Is God violent, cruel, and genocidal? This is Brian McLaren’s third question and surely all would answer with a resounding ‘no’. And yet there are many passages in the Bible – and especially in the Old Testament – that suggest that this exactly how God can be at times, passages that make him appear very un-Christ-like. The question that McLaren attempts to answer is whether this is a true reflection of God or whether the truth is that God is actually like Jesus – loving, forgiving, and accepting of all. His conclusion is that it is the Christ-like figure best represents God – but that leaves us with what to do with those passages that suggest otherwise.

Evolving revelation
McLaren suggests that the best way of dealing with such awkward passages is by understanding the Bible as an evolving revelation of God rather than a static one. So for example in the early chapters of the OT we see a God who is great among other gods – he is bigger, better and stronger than all of them, but he is still one among many. But as the biblical story continues what we find is that actually there are no other gods apart from the God of Israel – all the rest are merely man-made idols.

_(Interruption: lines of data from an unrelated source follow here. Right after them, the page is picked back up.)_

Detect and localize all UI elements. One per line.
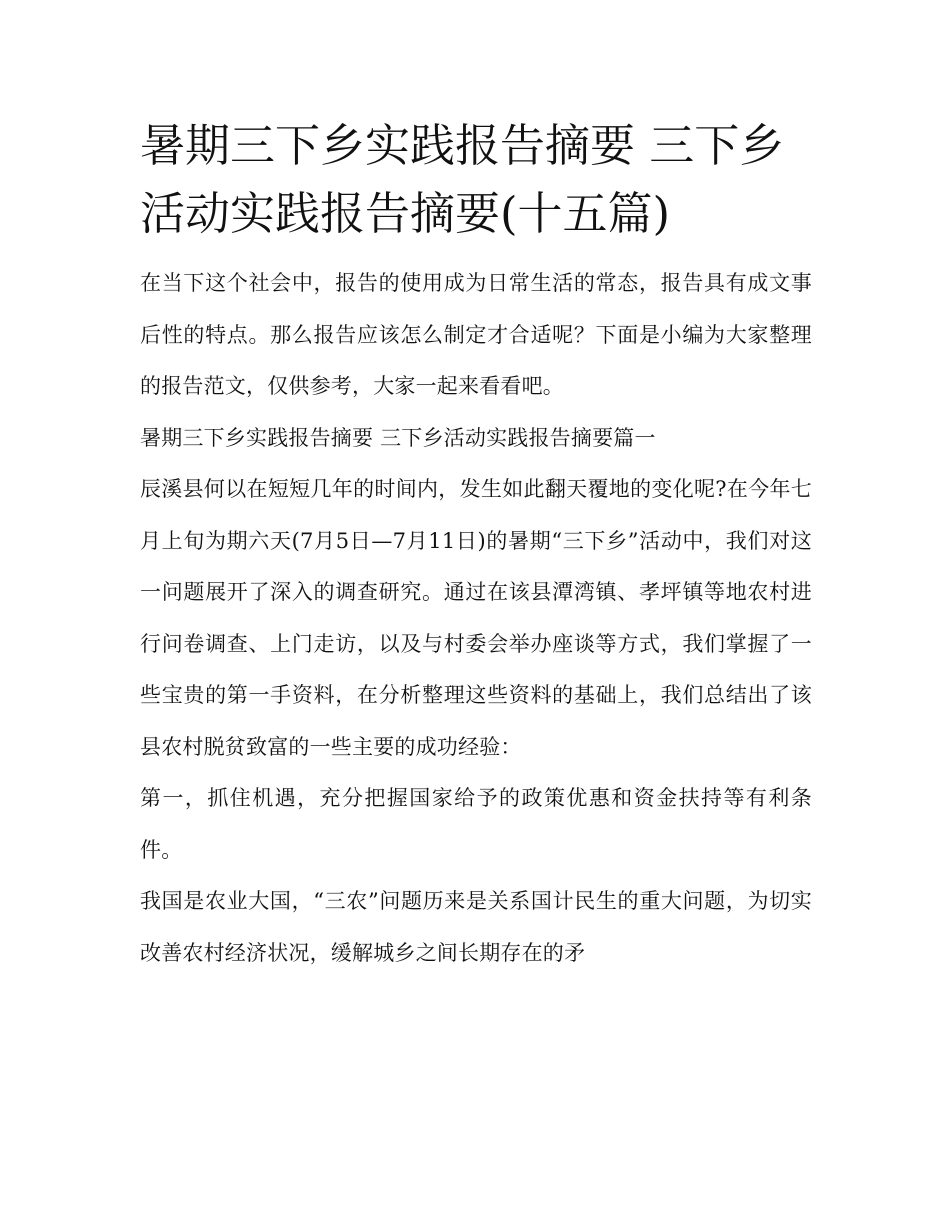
section-heading: 暑期三下乡实践报告摘要 三下乡活动实践报告摘要篇一: [140, 425, 656, 450]
document-content: [140, 112, 812, 979]
body-paragraph: 辰溪县何以在短短几年的时间内，发生如此翻天覆地的变化呢?在今年七月上旬为期六天(7月5日—7月11日)的暑期“三下乡”活动中，我们对这一问题展开了深入的调查研究。通过在该县潭湾镇、孝坪镇等地农村进行问卷调查、上门走访，以及与村委会举办座谈等方式，我们掌握了一些宝贵的第一手资料，在分析整理这些资料的基础上，我们总结出了该县农村脱贫致富的一些主要的成功经验：: [140, 477, 812, 759]
document-body: [140, 258, 812, 979]
document-title: 暑期三下乡实践报告摘要 三下乡活动实践报告摘要(十五篇): [140, 119, 785, 240]
intro-paragraph: 在当下这个社会中，报告的使用成为日常生活的常态，报告具有成文事后性的特点。那么报告应该怎么制定才合适呢？下面是小编为大家整理的报告范文，仅供参考，大家一起来看看吧。: [140, 271, 812, 398]
body-paragraph: 我国是农业大国，“三农”问题历来是关系国计民生的重大问题，为切实改善农村经济状况，缓解城乡之间长期存在的矛: [140, 889, 812, 965]
body-paragraph: 第一，抓住机遇，充分把握国家给予的政策优惠和资金扶持等有利条件。: [140, 786, 812, 862]
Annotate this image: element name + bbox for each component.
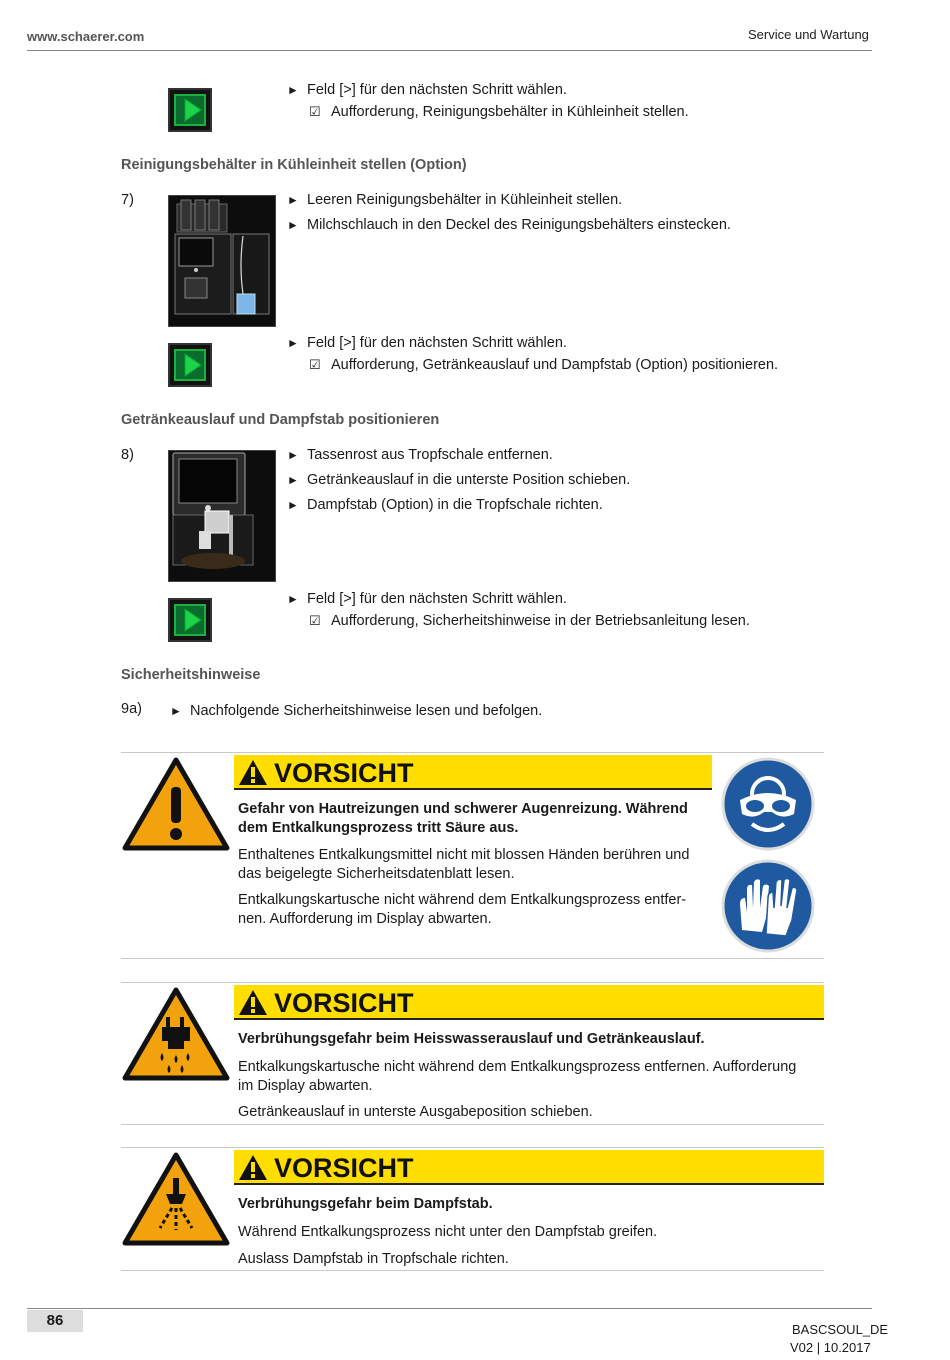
warning-text: Entkalkungskartusche nicht während dem Entkalkungsprozess entfernen. Aufforderung im Display abwarten. [238,1059,797,1094]
section-title: Getränkeauslauf und Dampfstab positionieren [121,412,440,428]
warning-header [234,1150,824,1185]
header-chapter: Service und Wartung [748,27,869,42]
step-line: ► Milchschlauch in den Deckel des Reinigungsbehälters einstecken. [287,217,731,233]
step-line: ► Feld [>] für den nächsten Schritt wählen. [287,335,567,351]
arrow-bullet-icon: ► [287,193,299,207]
eye-protection-icon [720,756,816,852]
warning-header [234,755,712,790]
warning-label: VORSICHT [274,758,414,788]
warning-divider [121,1124,824,1125]
step-number: 9a) [121,701,142,717]
warning-triangle-icon [238,1154,268,1181]
header-website: www.schaerer.com [27,29,145,44]
step-number: 7) [121,192,134,208]
warning-bold-text: Verbrühungsgefahr beim Heisswasserauslauf und Getränkeauslauf. [238,1031,705,1047]
step-line: ► Feld [>] für den nächsten Schritt wählen. [287,591,567,607]
warning-label: VORSICHT [274,1153,414,1183]
arrow-bullet-icon: ► [287,498,299,512]
page-number: 86 [27,1310,83,1332]
arrow-bullet-icon: ► [287,592,299,606]
warning-divider [121,1147,824,1148]
step-line: ► Getränkeauslauf in die unterste Position schieben. [287,472,631,488]
checkbox-checked-icon: ☑ [309,104,321,119]
warning-text: Während Entkalkungsprozess nicht unter den Dampfstab greifen. [238,1224,658,1240]
step-number: 8) [121,447,134,463]
next-button-image [168,598,212,642]
step-line: ► Tassenrost aus Tropfschale entfernen. [287,447,553,463]
checkbox-checked-icon: ☑ [309,613,321,628]
arrow-bullet-icon: ► [287,83,299,97]
warning-bold-text: Verbrühungsgefahr beim Dampfstab. [238,1196,493,1212]
warning-triangle-icon [122,757,230,851]
step-line: ► Feld [>] für den nächsten Schritt wählen. [287,82,567,98]
document-version: V02 | 10.2017 [790,1340,871,1355]
footer-divider [27,1308,872,1309]
result-line: ☑ Aufforderung, Reinigungsbehälter in Kühleinheit stellen. [309,104,689,120]
warning-divider [121,752,824,753]
arrow-bullet-icon: ► [287,448,299,462]
arrow-bullet-icon: ► [170,704,182,718]
document-id: BASCSOUL_DE [792,1322,889,1337]
warning-header [234,985,824,1020]
warning-text: Getränkeauslauf in unterste Ausgabeposition schieben. [238,1104,593,1120]
gloves-icon [720,858,816,954]
warning-bold-text: Gefahr von Hautreizungen und schwerer Augenreizung. Während dem Entkalkungsprozess tritt Säure aus. [238,801,688,836]
warning-divider [121,982,824,983]
warning-text: Auslass Dampfstab in Tropfschale richten. [238,1251,509,1267]
warning-triangle-icon [238,759,268,786]
warning-text: Entkalkungskartusche nicht während dem Entkalkungsprozess entfer- nen. Aufforderung im Display abwarten. [238,892,687,927]
warning-divider [121,958,824,959]
result-line: ☑ Aufforderung, Getränkeauslauf und Dampfstab (Option) positionieren. [309,357,779,373]
coffee-machine-image [168,195,276,327]
hot-steam-icon [122,1152,230,1246]
step-line: ► Dampfstab (Option) in die Tropfschale richten. [287,497,603,513]
next-button-image [168,88,212,132]
header-divider [27,50,872,51]
warning-label: VORSICHT [274,988,414,1018]
coffee-machine-image [168,450,276,582]
step-line: ► Leeren Reinigungsbehälter in Kühleinheit stellen. [287,192,623,208]
next-button-image [168,343,212,387]
arrow-bullet-icon: ► [287,218,299,232]
section-title: Sicherheitshinweise [121,667,261,683]
hot-liquid-icon [122,987,230,1081]
arrow-bullet-icon: ► [287,336,299,350]
arrow-bullet-icon: ► [287,473,299,487]
warning-triangle-icon [238,989,268,1016]
warning-text: Enthaltenes Entkalkungsmittel nicht mit blossen Händen berühren und das beigelegte Sicherheitsdatenblatt lesen. [238,847,690,882]
checkbox-checked-icon: ☑ [309,357,321,372]
warning-divider [121,1270,824,1271]
result-line: ☑ Aufforderung, Sicherheitshinweise in der Betriebsanleitung lesen. [309,613,750,629]
section-title: Reinigungsbehälter in Kühleinheit stellen (Option) [121,157,467,173]
step-line: ► Nachfolgende Sicherheitshinweise lesen und befolgen. [170,703,543,719]
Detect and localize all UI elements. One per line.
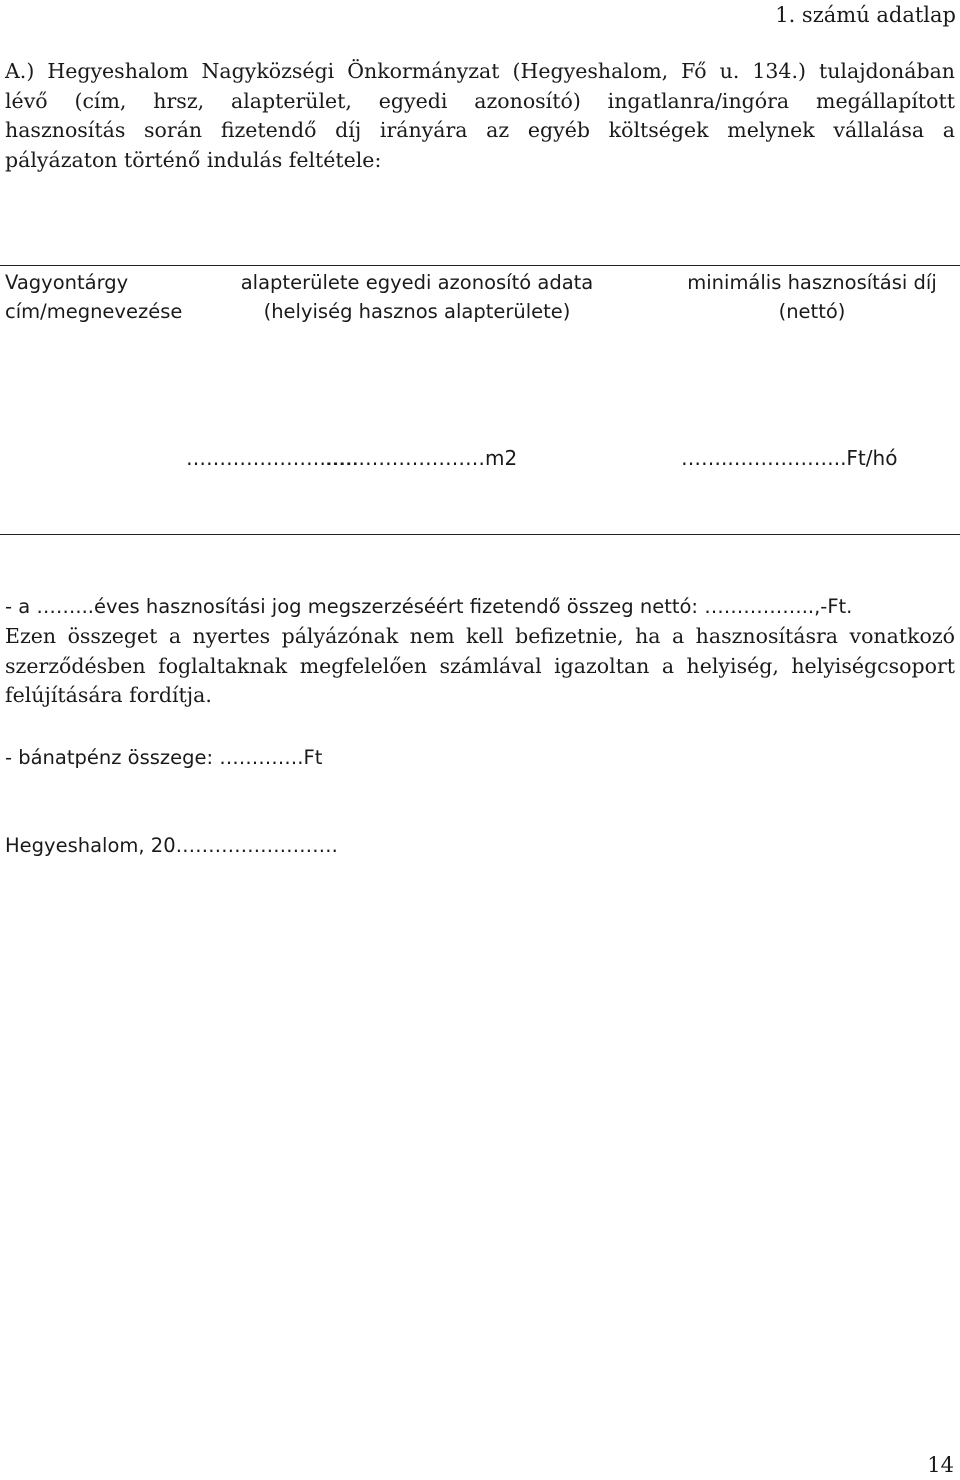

It is important to note that McLaren does not believe that God has evolved and changed over the generations but that man’s understanding of God has changed. In every age man does his best to see God but can only see partially and as time progresses a fuller, truer picture of God is revealed to him. Following on from this, of course, is the assertion that ‘we must not assume that we have arrived’ at our full understanding of God and that we should not assume that ‘the process has stopped unfolding’. It is why, McLaren suggests, the early Jewish people refused to tolerate the making of idols, since idols ‘freeze one’s understanding of God in stone’.

Jesus - the living word
He concludes this chapter by tackling some conservatives’ insistence that the Bible is the highest revelation of God and that it should be accepted as such in its entirety. In response McLaren says that it is clear from Scripture itself (e.g. Hebrews 1:1-3) that it isn’t the written word that is the final word on God’s character but rather Jesus – the living Word. Though we see Jesus in and through the Bible, it is he alone who is the full revelation of the Father. And who could ever imagine Jesus being violent, cruel and genocidal?